Нельзя забывать…
Шрифт:
— Кто его знает… — шмыгнул я носом.
— У тебя носовой платок есть?
Я стал рыться в карманах.
— Прежде ты учился много лучше… Ведь так?
— Ну…
— Не «нукай» — ты не на конюшне…
Она перестала улыбаться.
— Что с тобой? Ты, говорят, увлекаешься «чикой»?
При чем здесь «чика»? Да разве все расскажешь? Может быть, дело в том, что все время хочется есть, а может быть, дело в той бумажке, в которой незнакомым почерком написано, что «верный воинской присяге, пал смертью храбрых под Наро-Фоминском рядовой Григорий Захарович Агеев… Похоронен в братской могиле…»
— Кто твои друзья?
Я не знаю, что ответить. Теперь Сереги нет. А может, мой друг — Зоя, которую я вожу в школу?
— Какие книги ты читаешь?
Стоит ли рассказывать ей, что я давно уже ничего не читаю. Потому что у нас темно. Вечером, сидя перед раскрытой печкой, я едва успеваю приготовить письменные уроки. И то кое-как… Я опять молчу. Нинель Викторовну обижает мое молчание.
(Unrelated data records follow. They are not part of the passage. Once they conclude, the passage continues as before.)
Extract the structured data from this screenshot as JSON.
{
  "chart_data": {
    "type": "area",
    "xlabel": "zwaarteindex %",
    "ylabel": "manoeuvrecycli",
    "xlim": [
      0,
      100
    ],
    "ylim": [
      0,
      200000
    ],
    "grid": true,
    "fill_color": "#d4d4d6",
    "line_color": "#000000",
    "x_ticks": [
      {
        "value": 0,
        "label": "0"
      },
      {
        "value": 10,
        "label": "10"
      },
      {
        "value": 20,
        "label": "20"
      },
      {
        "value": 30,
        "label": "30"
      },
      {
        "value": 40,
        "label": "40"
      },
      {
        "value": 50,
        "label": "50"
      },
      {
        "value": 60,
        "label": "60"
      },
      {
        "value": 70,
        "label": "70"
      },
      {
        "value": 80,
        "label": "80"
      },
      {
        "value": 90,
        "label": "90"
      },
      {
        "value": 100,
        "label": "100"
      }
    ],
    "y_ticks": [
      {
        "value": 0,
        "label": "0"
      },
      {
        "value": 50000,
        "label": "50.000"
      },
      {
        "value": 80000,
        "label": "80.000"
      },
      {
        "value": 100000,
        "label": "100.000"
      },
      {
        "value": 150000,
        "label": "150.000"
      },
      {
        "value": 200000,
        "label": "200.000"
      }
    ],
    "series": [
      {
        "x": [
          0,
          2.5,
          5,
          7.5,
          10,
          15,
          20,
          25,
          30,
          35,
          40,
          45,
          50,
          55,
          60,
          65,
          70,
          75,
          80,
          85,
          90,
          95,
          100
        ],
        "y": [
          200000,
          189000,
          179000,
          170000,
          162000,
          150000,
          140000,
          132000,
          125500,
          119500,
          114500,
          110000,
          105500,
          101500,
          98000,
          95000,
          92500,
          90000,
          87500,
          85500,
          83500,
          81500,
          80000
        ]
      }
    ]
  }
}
— Ну почему ты ничем не хочешь поделиться со мной? Какой ты скрытный, — вздыхает она, — а напрасно. Я, возможно, могла бы помочь тебе…
«Не нужно мне никакой помощи», — думаю я и так сжимаю в кармане алюминиевую расческу, что острые ее зубья впиваются мне в ладонь.
— Можешь быть свободным, — произносит, наконец, Нинель Викторовна.
* * *
Этой же весной фабрика выделила маме три сотки земли, Кирьяковы тоже могли взять, но брать не стали, потому что они уже собирались домой (надо сказать, что они с первого же дня, как поселились у нас, все собирались домой).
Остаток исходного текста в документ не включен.